Wednesday, November 30, 2022

Rangers are Running Out of Time to Right Ship


This is getting serious now. This is no mere slump. Twenty-three games into the season and if the playoffs were to start tomorrow, the Rangers would be on the outside looking in. Incredible, isn't it? Last year a conference finalist; this year eliminated from the postseason.

So what's wrong? I believe it comes to three things.

Igor Shesterkin: Let's face it, last year's Vezina trophy winner just hasn't lived up to his billing. While he's been good, and at times very good, he has yet to steal a game this season. Even in the one shutout he posted against the Flyers, it was Carter Hart who wound up stealing a point, keeping the Blueshirts off the scoreboard until Chris Kreider beat him on a breakaway in OT. 

Pucks that were once routinely turned aside, are now finding their way in the back of the net. Shesterkin has allowed a questionable goal in each his last two starts: the game-tying goal against the Oilers and the go-ahead goal against the Devils. Had last year's Igor been in net, the Rangers likely would've won both games instead of losing them.
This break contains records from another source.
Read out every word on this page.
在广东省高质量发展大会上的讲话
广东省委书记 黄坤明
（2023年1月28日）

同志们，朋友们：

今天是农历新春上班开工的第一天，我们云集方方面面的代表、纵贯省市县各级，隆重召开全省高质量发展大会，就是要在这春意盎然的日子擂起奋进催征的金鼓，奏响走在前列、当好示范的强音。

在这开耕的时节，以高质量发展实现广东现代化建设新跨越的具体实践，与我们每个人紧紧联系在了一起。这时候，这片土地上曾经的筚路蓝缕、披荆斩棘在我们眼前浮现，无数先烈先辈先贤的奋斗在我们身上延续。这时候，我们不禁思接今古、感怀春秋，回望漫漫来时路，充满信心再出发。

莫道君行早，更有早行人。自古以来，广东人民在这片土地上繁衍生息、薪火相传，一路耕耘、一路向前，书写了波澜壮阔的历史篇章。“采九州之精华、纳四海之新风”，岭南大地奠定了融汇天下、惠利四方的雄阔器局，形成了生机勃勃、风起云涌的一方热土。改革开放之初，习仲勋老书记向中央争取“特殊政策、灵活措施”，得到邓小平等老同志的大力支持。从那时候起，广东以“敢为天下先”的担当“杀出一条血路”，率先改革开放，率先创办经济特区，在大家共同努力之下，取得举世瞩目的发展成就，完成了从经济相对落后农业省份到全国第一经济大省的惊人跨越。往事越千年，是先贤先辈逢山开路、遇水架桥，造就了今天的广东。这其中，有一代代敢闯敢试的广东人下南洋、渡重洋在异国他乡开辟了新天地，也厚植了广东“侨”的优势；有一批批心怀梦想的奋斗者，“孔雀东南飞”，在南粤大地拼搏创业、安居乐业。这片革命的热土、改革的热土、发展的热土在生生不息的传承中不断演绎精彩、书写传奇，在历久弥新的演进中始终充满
Inconsistent play: Too often this season, the Rangers have made middling goalies look like all stars. Including the Flyers game, on five separate occasions, the Rangers have been stymied by the opposing goalie. Despite outshooting the Devils 17-4 in the third period of Monday night's loss, all they could muster was one goal - a power play tally by Vincent Trocheck off a rebound with six minutes to go.

It has been perplexing to say the least to see a team with so much elite-level talent, a team that has been averaging 30 plus shots per game, unable to get its offense untracked. Indeed, if you take away the 8-2 romp they had over the Red Wings in Detroit, only twice this month have the Rangers scored more than three goals in a game, and that was against the lowly Coyotes (4) and the Kings (5). Either they get off to a good start and take their foot off the accelerator, or they fall behind early and can't catch up.

A large part of the inconsistency has been the power play. In a word, it's become predictable as dirt. Fox passes to Panarin on right wing, Panarin finds Zibanejad with a cross-ice pass, and Zibanejad buries a one timer past the goalie. Perfect, right? Except every team in the league with a scouting department worth a damn knows that cross-ice pass to Zibanejad is coming and they're breaking it up. As a result, the Rangers have gone 4 for 28 (14.2 percent) on the power play over their last eight games.

But the bulk of the inconsistency is owed directly to a lack of effort. By my count, the Rangers have had a total of three games in which they've played a solid sixty minutes: the 3-1 season opener win against the Lightning, the 3-2 OT loss to the Avalanche and the 1-0 OT shutout against the Flyers. That's it. Three games out of twenty-three. That's not good enough to even qualify for the playoffs, much less win the Stanley Cup.

Lack of toughness: Did you see it? I'm sure you did. Seconds after Leon Draisaitl put the Oilers ahead 4-3 late in the third period, he skated by Jacob Trouba and knocked the defenseman's stick out of his hands. If that had happened last season, Draisaitl would've been challenged immediately, if not by Trouba, then certainly by someone else. No way that shit would've gone unanswered. Excuses like they didn't want to take a penalty and ruin any chance of tying the game just aren't cutting it.

By now, every team in the NHL has gotten a hold of that video and I guarantee you they're taking notes. The team that last season stood up for each other now looks more like the team David Quinn coached in 2020-21. And we all know how that ended: A .500 team that got run out of every rink in the league. Of all the problems besetting this team, this is the one that, if not corrected, will sink the season. The offense will finally break through; Igor will rediscover his game; but a spine is something a team either has or it doesn't have. There's no in-between.

Bottom line, time is running out on the Rangers. This isn't last season when we knew who the top eight teams in the Eastern Conference were and the only question was the seating. This season there are approximately ten teams - eleven if you count the Capitals - that will be jockeying for eight playoff spots. At the rate they're going, the Rangers are going to run out of runway soon.

If this team is going to turn the season around, it had better start before it's too late.